To permanently revoke a key, delete it from the API Keys settings page or via the API:
curl -X DELETE https://<your-sqlbot-host>/api/v1/system/apikey/{id} \
  -H "Authorization: <access_key>:<secret_key>"
You can only delete keys that belong to your own account. Attempting to delete another user’s key returns a permission error:
@router.delete("/{id}")
async def delete(session: SessionDep, current_user: CurrentUser, id: int):
    api_key = session.get(ApiKeyModel, id)
    if api_key.uid != current_user.id:
        raise PermissionError("No permission to delete this API Key")
    await clear_api_key_cache(api_key.access_key)
    session.delete(api_key)
    session.commit()

Security best practices

The secret_key provides full API access under your account. Do not commit it to source control, log it, or share it in plain text. Store it in a secrets manager (e.g., AWS Secrets Manager, HashiCorp Vault, or a .env file excluded from version control).
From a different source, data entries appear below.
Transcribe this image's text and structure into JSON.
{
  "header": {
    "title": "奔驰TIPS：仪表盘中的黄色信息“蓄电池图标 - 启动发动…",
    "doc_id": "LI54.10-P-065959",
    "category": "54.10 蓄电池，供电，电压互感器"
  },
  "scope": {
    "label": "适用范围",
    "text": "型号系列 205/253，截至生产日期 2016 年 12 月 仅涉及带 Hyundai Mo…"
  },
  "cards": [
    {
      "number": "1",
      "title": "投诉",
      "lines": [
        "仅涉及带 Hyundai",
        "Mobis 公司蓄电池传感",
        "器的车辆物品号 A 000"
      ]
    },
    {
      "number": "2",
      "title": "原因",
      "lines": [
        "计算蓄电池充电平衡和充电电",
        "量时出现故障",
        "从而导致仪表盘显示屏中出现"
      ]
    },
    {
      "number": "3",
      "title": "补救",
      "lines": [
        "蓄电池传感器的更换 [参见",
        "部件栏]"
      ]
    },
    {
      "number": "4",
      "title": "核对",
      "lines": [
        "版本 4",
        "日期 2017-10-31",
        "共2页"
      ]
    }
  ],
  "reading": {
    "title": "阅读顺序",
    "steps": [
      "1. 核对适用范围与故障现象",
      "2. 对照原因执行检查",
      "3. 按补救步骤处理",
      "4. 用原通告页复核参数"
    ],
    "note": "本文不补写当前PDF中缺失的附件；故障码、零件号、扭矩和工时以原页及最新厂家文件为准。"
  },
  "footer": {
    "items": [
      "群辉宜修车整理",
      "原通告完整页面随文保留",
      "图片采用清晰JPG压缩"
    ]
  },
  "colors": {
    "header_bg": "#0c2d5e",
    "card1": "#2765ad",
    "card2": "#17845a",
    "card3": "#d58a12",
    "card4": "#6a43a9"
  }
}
Rotate API keys periodically and whenever a key may have been exposed — for example, after a team member with access leaves, or after a repository is accidentally made public. Generate a new key, update your integrations, then delete the old key.
Rather than sharing a single key across multiple systems, generate a separate key for each integration. This makes it straightforward to revoke access for one system without affecting others, and gives you a clearer audit trail.
If you suspect a key is being misused but are not sure, disable it first. A disabled key is immediately rejected but can be re-enabled if the suspicion turns out to be a false alarm. Deletion is irreversible.